Voyager 2 is about to spend a lonely 11 months in the depths of space
Stay safe, buddy.
For more than 40 years, NASA’s Voyager 2 spacecraft has traveled through the cosmos under the guidance of a team of engineers on the ground.
But starting Monday, the spacecraft will not be able to receive commands from ground control until 2021. Some 11.5 billion miles away from Earth, it is on its own out there.
The radio silence is due to last about 11 months — and while it is a long time to spend alone, the reason is critical to Voyager 2's continued survival in deep space.
Voyager 2 — and many of NASA's other satellites — rely on a system called the Deep Space Network (DSN) antennas for communication between them and NASA ground control. Thing is, while this system works well, it is also more than 70 years old.
The system came to be when NASA launched its first ever satellite, the Explorer 1 satellite, in 1958. The DNS is used to communicate with an average of 30 spacecraft a day. It runs 24 hours a day, 365 days a year, and is spread out across three sites in California, Canberra, Australia, and Madrid, Spain.
But times are changing, and the space agency is gearing up for a slew of new missions to the Moon and Mars, all due to launch in the next few years. And, after more than 60 years, NASA really needs to work on its communication skills.
And it is starting with one of the antennas that make up DSN.
The antenna in question is dubbed Dss43. It is 230-feet-wide, about the size of a 20-story building, and is located in Canberra. Dss43 has been operational for 48 years — and some of its parts have never been upgraded.
Time for a facelift
To bring the antenna into the 21st century, NASA will run maintenance on some of the antenna’s equipment, as well as add new technology to the aging antenna.
Dss43 is the only one of its kind across all three sites. It is fitted with a special S-band transmitter that makes it the only means of communication with Voyager 2, as it coasts along in space some 11 billion miles away from Earth.
The antenna's location is also crucial: Voyager 2 is traveling in a downward direction relative to Earth's orbital plane, so it can only be detected from the southern hemisphere, making Australia a prime location for its communications.
During the antenna’s downtime, Voyager 2 can still beam science data down to ground control. But it will not be able to receive commands from Earth.
"We put the spacecraft back into a state where it will be just fine, assuming that everything goes normally with it during the time that the antenna is down," Suzanne Dodd, Voyager project manager and JPL Director for the Interplanetary Network, said in a statement.
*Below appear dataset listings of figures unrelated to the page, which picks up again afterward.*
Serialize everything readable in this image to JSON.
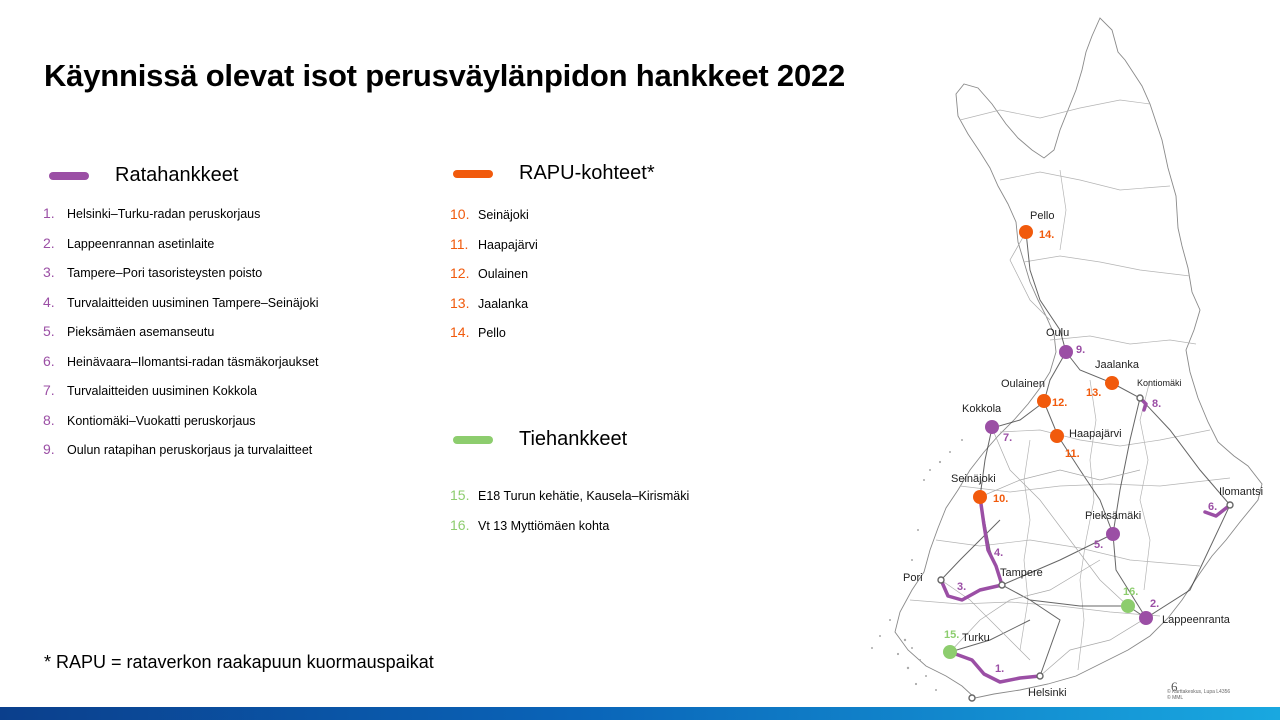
{
  "title": "Käynnissä olevat isot perusväylänpidon hankkeet 2022",
  "colors": {
    "rail": "#9b4fa5",
    "rapu": "#f15a0c",
    "road": "#8dcd6e",
    "title_text": "#000000"
  },
  "legend": {
    "rail": {
      "heading": "Ratahankkeet",
      "items": [
        {
          "num": "1.",
          "label": "Helsinki–Turku-radan  peruskorjaus"
        },
        {
          "num": "2.",
          "label": "Lappeenrannan  asetinlaite"
        },
        {
          "num": "3.",
          "label": "Tampere–Pori tasoristeysten  poisto"
        },
        {
          "num": "4.",
          "label": "Turvalaitteiden  uusiminen Tampere–Seinäjoki"
        },
        {
          "num": "5.",
          "label": "Pieksämäen asemanseutu"
        },
        {
          "num": "6.",
          "label": "Heinävaara–Ilomantsi-radan  täsmäkorjaukset"
        },
        {
          "num": "7.",
          "label": "Turvalaitteiden  uusiminen Kokkola"
        },
        {
          "num": "8.",
          "label": "Kontiomäki–Vuokatti  peruskorjaus"
        },
        {
          "num": "9.",
          "label": "Oulun  ratapihan  peruskorjaus  ja turvalaitteet"
        }
      ]
    },
    "rapu": {
      "heading": "RAPU-kohteet*",
      "items": [
        {
          "num": "10.",
          "label": "Seinäjoki"
        },
        {
          "num": "11.",
          "label": "Haapajärvi"
        },
        {
          "num": "12.",
          "label": "Oulainen"
        },
        {
          "num": "13.",
          "label": "Jaalanka"
        },
        {
          "num": "14.",
          "label": "Pello"
        }
      ]
    },
    "road": {
      "heading": "Tiehankkeet",
      "items": [
        {
          "num": "15.",
          "label": "E18  Turun  kehätie,  Kausela–Kirismäki"
        },
        {
          "num": "16.",
          "label": "Vt  13  Myttiömäen  kohta"
        }
      ]
    }
  },
  "footnote": "* RAPU = rataverkon raakapuun kuormauspaikat",
  "map": {
    "places": {
      "pello": "Pello",
      "oulu": "Oulu",
      "jaalanka": "Jaalanka",
      "oulainen": "Oulainen",
      "kontiomaki": "Kontiomäki",
      "kokkola": "Kokkola",
      "haapajarvi": "Haapajärvi",
      "seinajoki": "Seinäjoki",
      "ilomantsi": "Ilomantsi",
      "pieksamaki": "Pieksämäki",
      "pori": "Pori",
      "tampere": "Tampere",
      "lappeenranta": "Lappeenranta",
      "turku": "Turku",
      "helsinki": "Helsinki"
    },
    "markers": {
      "m1": "1.",
      "m2": "2.",
      "m3": "3.",
      "m4": "4.",
      "m5": "5.",
      "m6": "6.",
      "m7": "7.",
      "m8": "8.",
      "m9": "9.",
      "m10": "10.",
      "m11": "11.",
      "m12": "12.",
      "m13": "13.",
      "m14": "14.",
      "m15": "15.",
      "m16": "16."
    }
  },
  "page_number": "6",
  "copyright": "© Karttakeskus, Lupa L4356\n© MML"
}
Assuming.
In January 2020, Voyager 2 suffered a slight glitch, when its software shut down one of its science instruments unexpectedly. NASA’s team of engineers on the ground worked to get the spacecraft up and running to its normal operations once again by sending commands up to the craft. Because of its distance, each command took about 17 hours to reach Voyager 2.
If something else were to go wrong with Voyager 2 during the next 11 months, NASA is counting on the spacecraft to be its own savior.
“If things don't go normally — which is always a possibility, especially with an aging spacecraft — then the onboard fault protection that's there can handle the situation,” Dodd said.
The mission still has about five years left in its designated timeline. And already, it has fed crucial information about our Solar System and beyond back to Earth.
Together with its sister satellite, Voyager 1, Voyager 2 is on a mission to provide scientists with a unique view of our own Solar System, looking at it from the outside.
Both spacecraft began their journeys in 1977. The speedier twin Voyager 1 made the jump into interstellar space in 2011, before it was followed by Voyager 2 in 2018.
The Dss43 antenna is expected to go back online in January 2021. Only then will we be able to talk back to this intrepid explorer once more. Until then, we hope Voyager 2 remains self-reliant.